Mr. Daktaras complained that the tribunal which heard the petition could not be considered an impartial tribunal because it had been instructed to quash the court of appeal's decision and reinstate the first-instance judgment following the petition lodged by the President of the Supreme Court.
The Court recalled that the presumption of innocence enshrined in Article 6 (2) of the Convention is one of the elements of a fair criminal trial required by Article 6 (1). It will be violated if a statement of a public official concerning a person charged with a criminal offence reflects an opinion that he is guilty before he has been proved so according to law. It suffices, even in the absence of any formal finding, that there is some reasoning to suggest that the official regards the accused as guilty. Moreover, the principle of the presumption of innocence may be infringed not only by a judge or court but also by other public authorities, including prosecutors. This is particularly so where a prosecutor, as in the present case, performs a quasi-judicial function when ruling on the applicant's request to dismiss the charges at the stage of the pre-trial investigation, over which he has full procedural control. Nevertheless, whether a statement of a public official is in breach of the principle of the presumption of innocence must be determined in the context of the particular circumstances in which the impugned statement was made.

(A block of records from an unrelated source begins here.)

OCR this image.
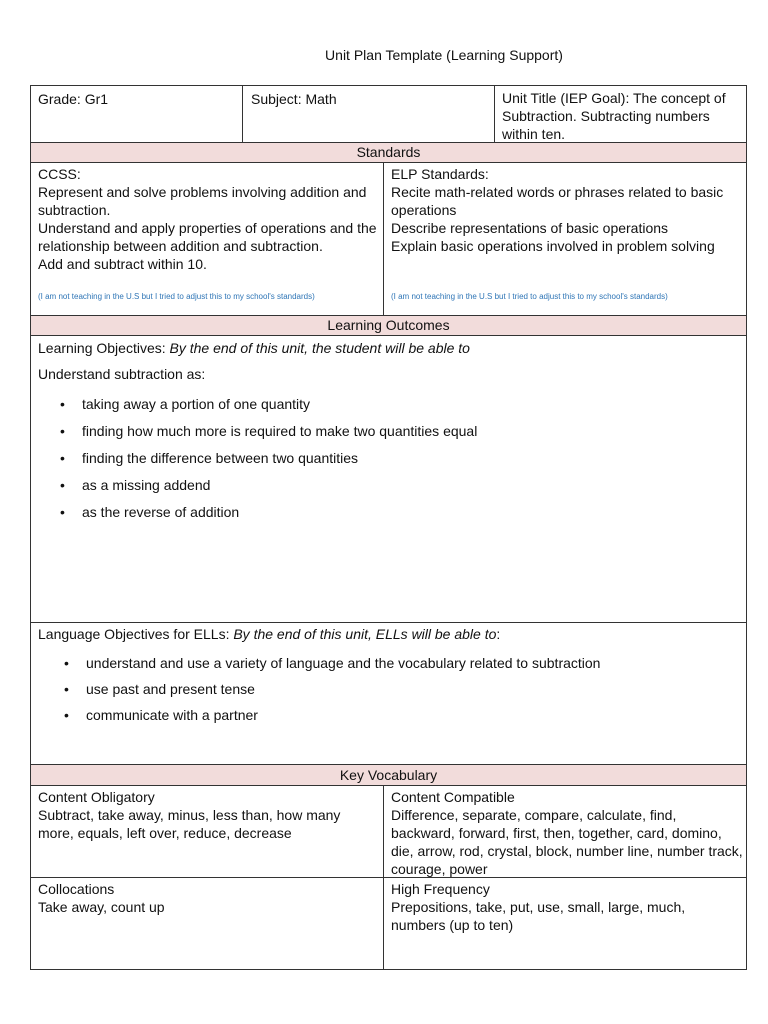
Unit Plan Template (Learning Support)
Grade: Gr1	Subject: Math	Unit Title (IEP Goal): The concept of Subtraction. Subtracting numbers within ten.
Standards
CCSS:
Represent and solve problems involving addition and subtraction.
Understand and apply properties of operations and the relationship between addition and subtraction.
Add and subtract within 10.
(I am not teaching in the U.S but I tried to adjust this to my school's standards)
ELP Standards:
Recite math-related words or phrases related to basic operations
Describe representations of basic operations
Explain basic operations involved in problem solving
(I am not teaching in the U.S but I tried to adjust this to my school's standards)
Learning Outcomes
Learning Objectives: By the end of this unit, the student will be able to
Understand subtraction as:
• taking away a portion of one quantity
• finding how much more is required to make two quantities equal
• finding the difference between two quantities
• as a missing addend
• as the reverse of addition
Language Objectives for ELLs: By the end of this unit, ELLs will be able to:
• understand and use a variety of language and the vocabulary related to subtraction
• use past and present tense
• communicate with a partner
Key Vocabulary
Content Obligatory
Subtract, take away, minus, less than, how many more, equals, left over, reduce, decrease
Content Compatible
Difference, separate, compare, calculate, find, backward, forward, first, then, together, card, domino, die, arrow, rod, crystal, block, number line, number track, courage, power
Collocations
Take away, count up
High Frequency
Prepositions, take, put, use, small, large, much, numbers (up to ten)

The Court noted that the statements were not made by the prosecutor not in the context of independent criminal proceedings themselves or in the press, but in a reasoned decision denying a request to discontinue the prosecution. The Court also concluded that in the context of the decision the word “prove” had to be perceived as indication that there was sufficient evidence in the case-file to continue prosecution not as a determination of guilt. Therefore the statements in the decision did not violate the presumption of evidence and there was no violation of the applicant’s right to a fair trial.